It was a big week in the global oil markets. OPEC+ ministers met via Zoom on Monday/Tuesday to determine the trajectory of OPEC production for February. Expectations were that the group would maintain the status quo, meaning a 500,000-bpd increase in February, or a repeat of the January increase. We would note WTI was already flirting with $50.00 with these expectations.
Tuesday’s announcement was far more material in scope and very constructive for prices. OPEC+ ministers agreed on Tuesday to allow both Russia and Kazakhstan to increase production next month by only 75,000 bpd each. This combined 150,000 bpd is a much slower than expected pace of growth.
It was the surprise 1 million bpd unilateral production cut however, announced by the Saudi energy minister on Tuesday, that yielded the multi dollar rally and pushed WTI north of $50.00. Specifically, Prince Abdulaziz bin-Salman, announced the Kingdom would voluntarily cut production by 1 million bpd in both February and March to 8.125 million bpd.
Prince Abdulaziz called the cuts ‘a preemptive measure’ and a ‘homegrown’ idea but confirmed that Saudi Arabia and Russia are ‘on the same page’. Indeed, Russian Deputy PM and energy minister Alexander Novak urged caution on supply increases.
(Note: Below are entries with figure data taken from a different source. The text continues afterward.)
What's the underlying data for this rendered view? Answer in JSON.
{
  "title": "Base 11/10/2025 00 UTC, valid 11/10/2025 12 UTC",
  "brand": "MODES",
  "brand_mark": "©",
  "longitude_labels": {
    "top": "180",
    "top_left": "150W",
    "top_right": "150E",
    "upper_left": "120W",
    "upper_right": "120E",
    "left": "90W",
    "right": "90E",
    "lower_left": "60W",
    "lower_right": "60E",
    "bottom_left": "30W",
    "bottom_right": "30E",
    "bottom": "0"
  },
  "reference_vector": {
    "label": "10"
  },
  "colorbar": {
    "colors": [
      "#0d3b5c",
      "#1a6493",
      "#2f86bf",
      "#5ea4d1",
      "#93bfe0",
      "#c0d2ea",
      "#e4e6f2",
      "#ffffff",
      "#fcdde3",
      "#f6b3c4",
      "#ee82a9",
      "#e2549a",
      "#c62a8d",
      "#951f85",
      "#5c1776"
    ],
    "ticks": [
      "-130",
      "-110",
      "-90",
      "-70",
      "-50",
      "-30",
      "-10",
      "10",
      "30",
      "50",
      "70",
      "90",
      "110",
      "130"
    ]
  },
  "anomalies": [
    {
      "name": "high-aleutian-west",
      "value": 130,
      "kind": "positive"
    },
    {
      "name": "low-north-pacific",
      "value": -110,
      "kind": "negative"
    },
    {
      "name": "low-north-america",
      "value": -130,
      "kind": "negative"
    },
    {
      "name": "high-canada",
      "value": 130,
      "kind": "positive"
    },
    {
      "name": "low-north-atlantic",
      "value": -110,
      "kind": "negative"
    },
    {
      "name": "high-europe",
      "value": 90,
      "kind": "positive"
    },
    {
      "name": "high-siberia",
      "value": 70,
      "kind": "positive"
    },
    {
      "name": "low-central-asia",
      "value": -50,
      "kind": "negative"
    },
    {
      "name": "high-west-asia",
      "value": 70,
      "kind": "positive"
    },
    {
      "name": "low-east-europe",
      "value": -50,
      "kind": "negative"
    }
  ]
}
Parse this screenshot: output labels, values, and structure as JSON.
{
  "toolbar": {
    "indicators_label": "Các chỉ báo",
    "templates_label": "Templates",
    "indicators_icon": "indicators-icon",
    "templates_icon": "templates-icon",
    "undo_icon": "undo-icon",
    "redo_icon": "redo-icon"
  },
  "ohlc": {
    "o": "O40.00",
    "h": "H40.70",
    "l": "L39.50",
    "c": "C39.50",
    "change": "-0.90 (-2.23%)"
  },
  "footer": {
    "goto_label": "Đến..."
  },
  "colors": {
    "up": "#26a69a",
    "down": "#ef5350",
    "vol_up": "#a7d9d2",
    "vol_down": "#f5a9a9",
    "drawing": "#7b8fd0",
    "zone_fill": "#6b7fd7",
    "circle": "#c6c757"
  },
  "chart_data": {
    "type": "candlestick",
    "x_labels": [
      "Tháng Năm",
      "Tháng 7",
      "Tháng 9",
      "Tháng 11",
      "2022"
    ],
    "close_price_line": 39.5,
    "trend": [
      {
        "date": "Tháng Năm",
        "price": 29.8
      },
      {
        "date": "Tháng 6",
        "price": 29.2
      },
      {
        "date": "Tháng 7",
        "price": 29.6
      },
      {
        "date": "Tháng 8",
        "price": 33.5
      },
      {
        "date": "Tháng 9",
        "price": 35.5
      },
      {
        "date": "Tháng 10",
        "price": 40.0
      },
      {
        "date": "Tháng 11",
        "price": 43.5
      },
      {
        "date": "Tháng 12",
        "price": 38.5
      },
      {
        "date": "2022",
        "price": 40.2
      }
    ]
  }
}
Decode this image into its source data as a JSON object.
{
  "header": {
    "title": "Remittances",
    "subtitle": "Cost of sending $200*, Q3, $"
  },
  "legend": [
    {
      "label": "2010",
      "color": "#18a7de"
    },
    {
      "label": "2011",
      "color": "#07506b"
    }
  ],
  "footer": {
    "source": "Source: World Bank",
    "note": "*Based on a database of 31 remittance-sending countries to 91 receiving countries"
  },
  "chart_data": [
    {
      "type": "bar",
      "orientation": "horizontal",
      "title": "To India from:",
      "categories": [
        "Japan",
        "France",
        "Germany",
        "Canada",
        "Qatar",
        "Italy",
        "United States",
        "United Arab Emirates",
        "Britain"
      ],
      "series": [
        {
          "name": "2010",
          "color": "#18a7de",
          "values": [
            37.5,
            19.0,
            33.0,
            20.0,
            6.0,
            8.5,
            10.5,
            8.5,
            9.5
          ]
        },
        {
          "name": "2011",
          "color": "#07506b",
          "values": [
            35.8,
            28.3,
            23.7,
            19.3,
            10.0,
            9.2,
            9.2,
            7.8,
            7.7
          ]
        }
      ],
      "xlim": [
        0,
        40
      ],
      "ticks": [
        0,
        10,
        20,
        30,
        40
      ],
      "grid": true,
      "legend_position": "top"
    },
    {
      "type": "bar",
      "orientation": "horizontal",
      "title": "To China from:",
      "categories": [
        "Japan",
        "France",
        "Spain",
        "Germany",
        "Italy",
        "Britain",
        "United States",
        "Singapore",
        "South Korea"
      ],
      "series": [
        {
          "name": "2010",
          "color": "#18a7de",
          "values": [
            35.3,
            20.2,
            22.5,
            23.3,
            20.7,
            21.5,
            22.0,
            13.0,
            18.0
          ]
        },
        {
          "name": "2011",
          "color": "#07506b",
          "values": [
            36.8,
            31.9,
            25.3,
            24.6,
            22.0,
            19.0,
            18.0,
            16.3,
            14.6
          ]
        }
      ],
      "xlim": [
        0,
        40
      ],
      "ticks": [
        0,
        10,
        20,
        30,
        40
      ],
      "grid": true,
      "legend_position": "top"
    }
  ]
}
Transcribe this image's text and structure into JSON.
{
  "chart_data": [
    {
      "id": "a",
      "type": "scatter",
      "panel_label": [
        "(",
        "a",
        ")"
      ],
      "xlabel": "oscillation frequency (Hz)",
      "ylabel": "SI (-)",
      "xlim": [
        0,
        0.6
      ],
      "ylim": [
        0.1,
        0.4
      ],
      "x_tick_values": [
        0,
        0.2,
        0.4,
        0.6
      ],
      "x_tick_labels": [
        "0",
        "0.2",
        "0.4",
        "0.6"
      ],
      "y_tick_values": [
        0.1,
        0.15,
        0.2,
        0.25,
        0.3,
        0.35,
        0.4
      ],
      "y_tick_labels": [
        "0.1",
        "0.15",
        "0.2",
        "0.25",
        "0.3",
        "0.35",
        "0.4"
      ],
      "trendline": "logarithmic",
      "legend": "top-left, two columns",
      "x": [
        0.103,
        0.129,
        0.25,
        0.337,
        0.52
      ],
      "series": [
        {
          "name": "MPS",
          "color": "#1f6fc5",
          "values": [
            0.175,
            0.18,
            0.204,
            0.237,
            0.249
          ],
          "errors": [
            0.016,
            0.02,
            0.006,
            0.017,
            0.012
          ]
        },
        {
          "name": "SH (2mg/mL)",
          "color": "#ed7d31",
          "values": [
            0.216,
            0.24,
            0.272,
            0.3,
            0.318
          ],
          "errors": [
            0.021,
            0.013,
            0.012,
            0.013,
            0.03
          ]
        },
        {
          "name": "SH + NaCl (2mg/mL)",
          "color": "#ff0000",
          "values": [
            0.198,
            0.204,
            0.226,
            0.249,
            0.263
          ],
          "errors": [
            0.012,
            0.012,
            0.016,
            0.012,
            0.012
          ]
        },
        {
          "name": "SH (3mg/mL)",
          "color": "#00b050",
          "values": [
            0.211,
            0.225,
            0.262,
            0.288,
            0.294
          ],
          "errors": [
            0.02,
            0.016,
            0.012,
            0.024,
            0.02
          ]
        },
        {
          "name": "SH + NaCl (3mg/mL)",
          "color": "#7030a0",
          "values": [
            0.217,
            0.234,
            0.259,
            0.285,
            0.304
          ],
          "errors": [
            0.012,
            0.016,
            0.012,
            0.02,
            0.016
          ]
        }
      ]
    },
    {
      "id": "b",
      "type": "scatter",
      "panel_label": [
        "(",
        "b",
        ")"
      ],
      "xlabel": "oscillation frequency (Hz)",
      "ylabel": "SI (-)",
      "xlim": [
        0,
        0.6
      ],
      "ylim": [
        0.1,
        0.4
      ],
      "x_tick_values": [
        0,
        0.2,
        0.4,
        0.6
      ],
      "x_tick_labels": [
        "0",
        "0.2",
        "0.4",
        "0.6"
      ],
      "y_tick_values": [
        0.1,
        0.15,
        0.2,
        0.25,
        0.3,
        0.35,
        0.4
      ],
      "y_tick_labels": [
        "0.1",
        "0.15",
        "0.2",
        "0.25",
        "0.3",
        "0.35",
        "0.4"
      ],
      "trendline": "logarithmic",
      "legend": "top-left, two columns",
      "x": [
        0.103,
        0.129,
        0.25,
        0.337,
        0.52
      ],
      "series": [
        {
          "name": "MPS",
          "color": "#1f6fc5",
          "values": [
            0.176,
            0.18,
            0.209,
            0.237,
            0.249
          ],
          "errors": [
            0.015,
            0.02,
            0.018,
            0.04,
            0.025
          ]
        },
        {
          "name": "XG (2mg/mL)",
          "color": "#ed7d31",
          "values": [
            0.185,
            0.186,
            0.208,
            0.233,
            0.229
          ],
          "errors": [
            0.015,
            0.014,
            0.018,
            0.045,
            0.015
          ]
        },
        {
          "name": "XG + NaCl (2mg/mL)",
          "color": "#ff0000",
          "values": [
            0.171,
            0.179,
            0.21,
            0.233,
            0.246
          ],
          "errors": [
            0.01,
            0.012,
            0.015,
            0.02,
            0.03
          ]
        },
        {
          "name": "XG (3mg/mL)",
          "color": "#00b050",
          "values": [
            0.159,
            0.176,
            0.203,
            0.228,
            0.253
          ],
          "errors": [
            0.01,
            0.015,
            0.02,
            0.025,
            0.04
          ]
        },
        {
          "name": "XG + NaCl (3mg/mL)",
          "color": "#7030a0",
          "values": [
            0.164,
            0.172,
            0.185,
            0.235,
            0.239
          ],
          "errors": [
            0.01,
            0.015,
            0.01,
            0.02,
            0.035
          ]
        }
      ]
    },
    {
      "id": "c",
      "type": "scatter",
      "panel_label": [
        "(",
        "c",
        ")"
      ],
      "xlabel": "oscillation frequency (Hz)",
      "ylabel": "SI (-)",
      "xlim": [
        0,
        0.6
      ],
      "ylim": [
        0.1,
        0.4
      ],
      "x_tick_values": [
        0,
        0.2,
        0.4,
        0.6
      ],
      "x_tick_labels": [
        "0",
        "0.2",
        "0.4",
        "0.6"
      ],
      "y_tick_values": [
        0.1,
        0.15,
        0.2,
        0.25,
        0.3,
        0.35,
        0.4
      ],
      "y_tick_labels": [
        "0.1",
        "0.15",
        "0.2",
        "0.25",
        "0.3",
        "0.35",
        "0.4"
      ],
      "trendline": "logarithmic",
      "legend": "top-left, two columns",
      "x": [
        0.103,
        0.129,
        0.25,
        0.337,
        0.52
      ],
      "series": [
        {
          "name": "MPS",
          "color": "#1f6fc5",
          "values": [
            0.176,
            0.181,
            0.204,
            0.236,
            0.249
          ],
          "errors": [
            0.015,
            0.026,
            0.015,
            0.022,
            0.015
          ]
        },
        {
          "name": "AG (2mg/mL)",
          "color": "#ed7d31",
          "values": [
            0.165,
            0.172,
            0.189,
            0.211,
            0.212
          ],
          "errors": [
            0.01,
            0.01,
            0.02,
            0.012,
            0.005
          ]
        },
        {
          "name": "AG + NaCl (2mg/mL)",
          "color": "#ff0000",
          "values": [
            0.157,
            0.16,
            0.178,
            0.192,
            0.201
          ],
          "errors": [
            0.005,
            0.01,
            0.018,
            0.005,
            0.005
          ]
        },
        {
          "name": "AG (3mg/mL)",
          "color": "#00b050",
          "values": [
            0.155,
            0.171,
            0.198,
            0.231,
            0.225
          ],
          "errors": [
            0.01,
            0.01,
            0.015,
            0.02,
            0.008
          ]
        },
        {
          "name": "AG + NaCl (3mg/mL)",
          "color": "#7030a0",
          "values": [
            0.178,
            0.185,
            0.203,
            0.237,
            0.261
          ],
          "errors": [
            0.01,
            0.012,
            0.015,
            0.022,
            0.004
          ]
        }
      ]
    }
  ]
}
Novak said the oil market is ‘still fragile’ at present despite his longer-term optimism that vaccines will bring an end to the COVID shutdowns/demand destruction.
At face value, the Saudi cut yields a net production decline next month of 850,000 bpd versus the initially expected 500,000 bpd increase. The Saudis followed up on Wednesday by announcing price hikes for February contracts to customers in the US and Asia, where physical sour crude markets are already tight.
The biggest question going forward is whether current levels of OPEC+ quota discipline and Saudi/Russian unity/leadership can be maintained. We would caution on betting against the Saudis. They are highly motivated to get Brent back above $60.00 to balance the government budget, slow the burn rate of foreign currency reserves as well as optimize price/curve for coming tranches of Aramco IPO.
We think it is also important to consider who is now “in charge” of the oil portfolio in both Saudi Arabia and Russia when considering the likelihood of OPEC+ strategy success. The widely feared Saudi Crown Price, MBS, has taken a hands-on approach to oil policy in the kingdom. He has also been quite public, vocal, and brash in challenging market “shorts”. Saudi Arabia also demonstrated its ability late last year to pressure even its closest allies, like the UAE, to make up for previous quota cheating.
It is also important to note that Prince Abdulaziz is a close relative of MBS and the first Saudi royal to hold the position of energy minister. Know too, Abdulaziz has worked alongside, and shadowed Saudi oil ministers, for more than three decades. Like MBS, Abdulaziz is a heavyweight. It is not a coincidence that MBS’ consolidation of power includes the Saudi oil industry and ministry. More so than ever before the Saudi team is motivated and has the clout to make $60.00 happen.
We also point out that Russia, OPEC+’s other lynchpin, has also consolidated power around its energy ministry with the recent promotion of energy minister Novak to Deputy Prime Minister by President Putin. Russia too wants, and needs, $60.00 and we would suggest the unity and clout of Saudi Arabia and Russia to achieve goals has never been higher.